# [EM] 10% as much as possible... :)

Warren Smith wds at math.temple.edu
Wed Dec 7 15:36:04 PST 2005

>Rob Brown:
How much do you want your vote to count (check one):

( ) As much as possible
( ) 90% of as much as possible
( ) 80% of as much as possible
( ) 70% of as much as possible
( ) 60% of as much as possible
( ) 50% of as much as possible
( ) 40% of as much as possible
( ) 30% of as much as possible
( ) 20% of as much as possible
( ) 10% of as much as possible

--amusing.

I might actually want this feature except that the benefit (i.e, amount
I want it) is small compared to the cost of changing voting machines to allow it.

But with range voting, the cost is zero since this ability is
You in your 10% scenario are attacking the idea of making voting machines
more complicated to gain a tiny benefit.  But in the range voting
case, "fixing" range voting actually is the worst of both worlds - more
complicated machines AND lose the benefit of greater voter expressivity.
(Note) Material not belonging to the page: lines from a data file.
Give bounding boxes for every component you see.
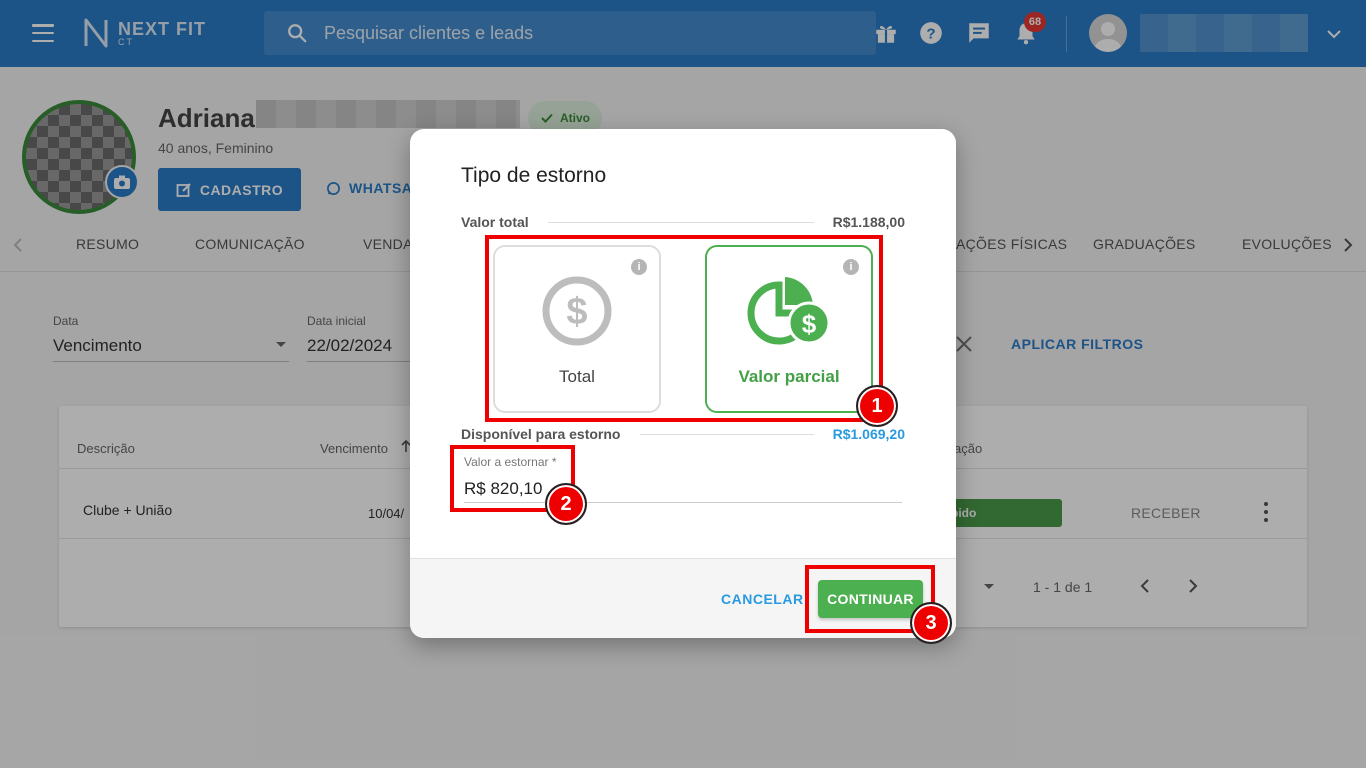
valor-total-value: R$1.188,00 [832, 214, 905, 230]
disponivel-label: Disponível para estorno [461, 426, 621, 442]
annotation-step-2: 2 [545, 483, 587, 525]
annotation-box-options [485, 235, 883, 422]
valor-total-divider [548, 222, 814, 223]
valor-total-label: Valor total [461, 214, 529, 230]
disponivel-value: R$1.069,20 [832, 426, 905, 442]
disponivel-divider [640, 434, 814, 435]
annotation-step-3: 3 [910, 602, 952, 644]
cancel-button[interactable]: CANCELAR [721, 591, 804, 607]
annotation-step-1: 1 [856, 385, 898, 427]
dialog-title: Tipo de estorno [461, 164, 607, 187]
Here is another angle to look at the same thing - many advocates of ranked-ballot voting
want the voter to have the ability to "truncate" his ballot, i.e. to refuse
to express preferences among some of the candidates.  Again, this is a voluntary
downweighting of one's vote, and a rather peculiar kind too.
There are others who insist the voter rank all candidates, in fact that is the law in
most of Australia.

With range voting as defined on the CRV web page
http://math.temple.edu/~wds/crv
the voter has maximum freedom.
Voter can:
1* score all candidates.
2* use a subrange of the full range thus downweighting his vote if he (perhaps peculiarly)
wishes to be insignificant.  Arbitrary choice of downweighting factor.
3* score only some candidates, expressing ignorance about all the others,
with arbitrary choice of the subset to score.
4* score only some candidates, giving all the others zeros ("truncation" - only more expressive).
5* score only some candidates, giving all the others 37s.
These capabilities are not present in other common systems.  For example,
in all ranked ballot systems I know of,  it is simply impossible to do (3),
or to do (2) or (5).  The instructions from CRV recommend giving your favorite
the full 99 and your most-hated the full 0, so that voters who follow
that recommendation will never downweight.  But they can if they insist.